Geçmişimizde Ulema dediğimiz, din bilginleri sözleri yazıları ile halkı topluma yararlı ve güzel iş yapmaya, davet etmişlerdir. Bu kişiler, Cennette meyve veren ağaçlar gibidir. Bunların telkinleri ile Padişahlar, vekilleri, mal mülk sahipleri, yöneticiler, Camiler, Medreseler (okullar) hastahaneler yapmış vakıflar kurmuştur. Ya da sebep olmuştur. Kendin sonra gelecek kişiye nesline vasiyet etmiş. Bedelini de bırakmıştır.
Yüce Kur'an'da buyurulur ki; Ey Müslümanlar, sizden bir toplum olsun ki; Halk'ı hayra güzel işler yapmaya davet etsinler. Kötü işlerden kaçınsınlar. Kötü yolları men etsinler. (A'li İmran suresi)
Buyruğa uyanlar bu yolda hareket etmiştir.
Günümüzde bu tarife uyan Kızılay, Diyanet, Yardım Sevenler, Eğitim Vakıfları gibi kurumlar, yardım eden varlıklı kişiler veya hayır için para, yiyecek giyecek toplayanlar var.
Kızılay verilen yardımları fakirlere dağıtır. Felaket, yangın, sel, deprem savaş gibi hallerde oluşan yaralara merhem olur.
Diyanet Camilerin yapımı bakımı, din adamlarının görevleri ile ilgilenir. Bu arada falan kişilere veya hayır adına yardım toplayanlarda olmaktadır. Yardım toplama bir hayır işlemidir.
Toplanan yardımdan bir çıkar sağlama, yarar yerine zarar verir. Efendim hayrı ben topladım, ücretimi almam gerekir gibi bir saplantıya kapılınırsa günahı ağırdır. Yardım yiyen ateş yemiş gibidir.

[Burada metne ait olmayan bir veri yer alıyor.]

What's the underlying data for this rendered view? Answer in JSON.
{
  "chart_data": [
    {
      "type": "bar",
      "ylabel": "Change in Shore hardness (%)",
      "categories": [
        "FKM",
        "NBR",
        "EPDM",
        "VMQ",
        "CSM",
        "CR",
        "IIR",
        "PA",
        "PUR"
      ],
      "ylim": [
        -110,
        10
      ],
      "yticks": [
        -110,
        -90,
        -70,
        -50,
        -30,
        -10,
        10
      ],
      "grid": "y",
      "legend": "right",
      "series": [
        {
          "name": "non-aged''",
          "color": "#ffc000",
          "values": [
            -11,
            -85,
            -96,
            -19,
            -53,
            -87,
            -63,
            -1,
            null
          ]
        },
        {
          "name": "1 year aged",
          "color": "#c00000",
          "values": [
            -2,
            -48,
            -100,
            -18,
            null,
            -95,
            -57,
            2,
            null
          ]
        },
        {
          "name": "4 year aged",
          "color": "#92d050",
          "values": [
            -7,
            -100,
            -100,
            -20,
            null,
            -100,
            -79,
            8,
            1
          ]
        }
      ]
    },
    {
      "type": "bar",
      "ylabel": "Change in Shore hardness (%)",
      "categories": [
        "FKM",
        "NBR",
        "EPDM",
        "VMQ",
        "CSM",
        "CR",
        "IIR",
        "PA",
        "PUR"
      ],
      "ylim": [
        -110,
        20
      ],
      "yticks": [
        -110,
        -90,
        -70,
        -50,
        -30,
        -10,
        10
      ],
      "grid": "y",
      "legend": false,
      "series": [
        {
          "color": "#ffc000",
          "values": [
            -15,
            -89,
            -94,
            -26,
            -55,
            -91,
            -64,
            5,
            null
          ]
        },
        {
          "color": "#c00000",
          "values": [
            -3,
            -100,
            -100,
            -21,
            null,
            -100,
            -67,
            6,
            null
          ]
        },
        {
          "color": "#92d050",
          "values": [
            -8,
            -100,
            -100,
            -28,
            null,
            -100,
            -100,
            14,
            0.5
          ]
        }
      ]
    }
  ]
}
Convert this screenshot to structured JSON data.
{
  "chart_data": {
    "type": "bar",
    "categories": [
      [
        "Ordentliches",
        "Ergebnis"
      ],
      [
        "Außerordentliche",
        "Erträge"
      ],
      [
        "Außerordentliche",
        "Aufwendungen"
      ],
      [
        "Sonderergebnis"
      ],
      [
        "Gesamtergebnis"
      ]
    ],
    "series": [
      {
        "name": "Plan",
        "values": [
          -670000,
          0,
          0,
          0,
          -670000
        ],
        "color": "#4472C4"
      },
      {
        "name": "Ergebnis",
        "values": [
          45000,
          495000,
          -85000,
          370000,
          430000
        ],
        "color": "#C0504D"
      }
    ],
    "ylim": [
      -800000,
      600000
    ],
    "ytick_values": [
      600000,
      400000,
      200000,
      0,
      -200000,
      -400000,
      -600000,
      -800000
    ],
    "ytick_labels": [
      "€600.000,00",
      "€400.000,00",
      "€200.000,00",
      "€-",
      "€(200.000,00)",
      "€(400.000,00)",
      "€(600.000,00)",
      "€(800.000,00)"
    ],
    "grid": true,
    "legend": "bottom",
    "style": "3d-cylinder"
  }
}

Bu nedenle, hayır toplayacaksın, güzel iş (Hasenat) yapacak,karşılığını Allah'tan umacaksın. Cennette meyve veren ağaç olacaksın.Tersine davranışta cehenneme yakıt olursun. Hayır yapanın da, dağıtanın da dikkatli olması gerekir
(Elli yıl kadar önce, bir yatılı öğrenci yurdunda, yönetimde hesaplarına bakıyorum yeme yatma kontrol altında. Bir hacı amcamıza çıkan yemekten kaşıkla tadına bakmasını istedik. Hayır dedi. Haram olur, pişiren baksın! Bu anıyı unutmam mümkün değil.)